“I thought I had COVID, but I had cancer”

Patient Stories |

09/25/2024

Dalton Cummins

Once a patient at Riley, now this young man is a nurse on the same unit, drawing from his own experience to support others.

By Maureen Gilmer, Riley Children’s Health senior writer, mgilmer1@iuhealth.org

When Dalton Cummins came in for an interview for a nursing position on the oncology unit at Riley Hospital for Children, the nursing team greeted him with hugs and jokes about his hair.

A bit unusual perhaps, but not in Cummins’ case. That’s because he was returning to the same hospital and the same unit where he was a patient just a few years earlier.

Cummins, a two-time cancer survivor, joined the nursing team on 5W in July and recently finished orientation. His preceptor was none other than Carol Hayden, his primary nurse during long stretches of his treatment.

Dalton Cummins

“He was very, very sick,” Hayden recalled. “I remember several trips to the ICU when we really weren’t sure he was going to make it.”

Cummins was first diagnosed with diffuse large B-cell lymphoma in May of 2020, the early height of the COVID-19 pandemic. Then 19 and in his first year of college, he was coughing a lot, and his manager at work encouraged him to get it checked out.

“I thought I had COVID, but I had cancer,” the now-24-year-old said. “It hit hard.”

It was because of COVID, however, that he went to the doctor and learned of his cancer diagnosis early enough for effective treatment.

“If it wasn’t for COVID, I wouldn’t have figured it out,” he said.

Cummins, who originally thought about becoming an athletic trainer before his sister steered him into nursing, underwent months of chemotherapy while keeping up with his classes.

Dalton Cummins

“It was an interesting process because I was already going to be a nurse, and then I got first-hand experience,” he said. “I grew up pretty fast.”

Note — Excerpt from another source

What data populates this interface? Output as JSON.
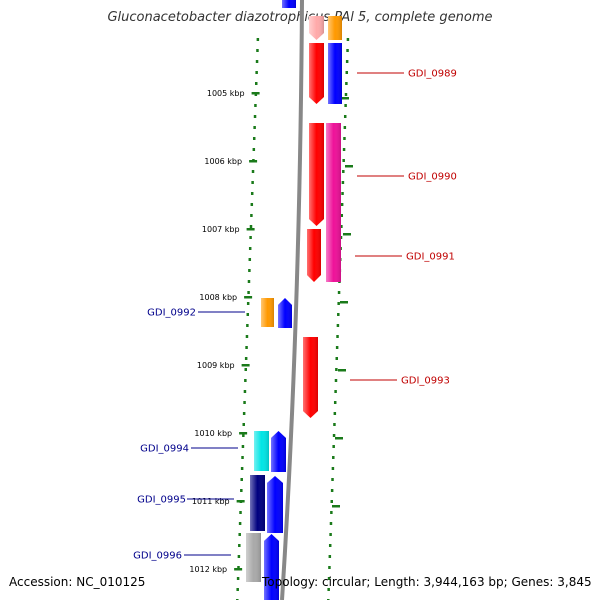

The former Mooresville High School varsity basketball player was in otherwise good physical shape, and even though he was 19, his doctor advocated for him to receive his treatment at Riley.

In September of that year, he started the first round of another chemo regimen, but things did not go according to plan.

“I remember I went home on a Friday, and on Sunday, I didn’t tell my mom that I didn’t feel great because I’m a Ravens fan, and I wanted to watch the game so bad.”

The last thing he remembers about that day was going to the emergency department and ending up in the PICU at Riley, where he remained for the next 25 days.

Doctors said he had a 10% chance of survival.

But Cummins had more to do in this world, including using his experience to comfort and treat young patients facing their own cancer diagnosis.

After 3½ weeks in intensive care in the fall of 2020, Cummins was moved back to 5W.

“That first day, I was able to walk to the nurses’ station and back to my room,” he recalled. “The next day, I did a whole lap around the unit, and the third day, I did like 16 laps around the unit. Everyone was stunned that I recovered that fast.”

Unfortunately, after getting the all-clear signal from his oncologist that fall, it was just a few short months before he faced down cancer again. This time, it was Hodgkin’s lymphoma.

Dalton Cummins

Once again, he underwent chemotherapy, this time for about three months, before having a stem cell transplant in May of 2021. He followed that up with radiation for several weeks, then a year of maintenance chemo.

Cancer-free for three years now, Cummins is thrilled to be fulfilling his dream of working at Riley. Even walking the same halls or entering the same rooms he did as a patient doesn’t bother him, he said.

“I’ve never had flashbacks. I feel comfortable, and I know I have some way of connecting with every person on this unit.”

He is surrounded by nurses who saw him at his weakest but now get to cheer him on as a colleague.

“There are a lot of the same nurses here,” he said. “And I know if I need anything, anyone will help me.”

Hayden can’t help but be proud of her one-time patient, who towers over her 5-foot frame. Caring for him, she said, made her a better nurse due to all of the complications he had.

Dalton Cummins

She cheered for him when he rang the bell to signify the end of his treatment, and when his mom reached out to see if he could shadow her on the hematology-oncology unit as an aspiring nurse, she naturally agreed.

“It was a humbling experience to be able to orient him as a nurse on our floor after seeing him at his worst and being able to teach him the ropes and push him through,” Hayden said.

“He interacts well with the patients. He can really relate to them. To come on our floor and take care of such a vulnerable population with his history is amazing.”

Dalton Cummins

For her and for him, it’s kind of a full-circle moment. She still remembers when he was a patient who balked at taking his medicine. Now, he can encourage his own patients by sharing his story.

That’s exactly why Cummins knows he’s in the right place, he said.

“I want to use my experience for good.”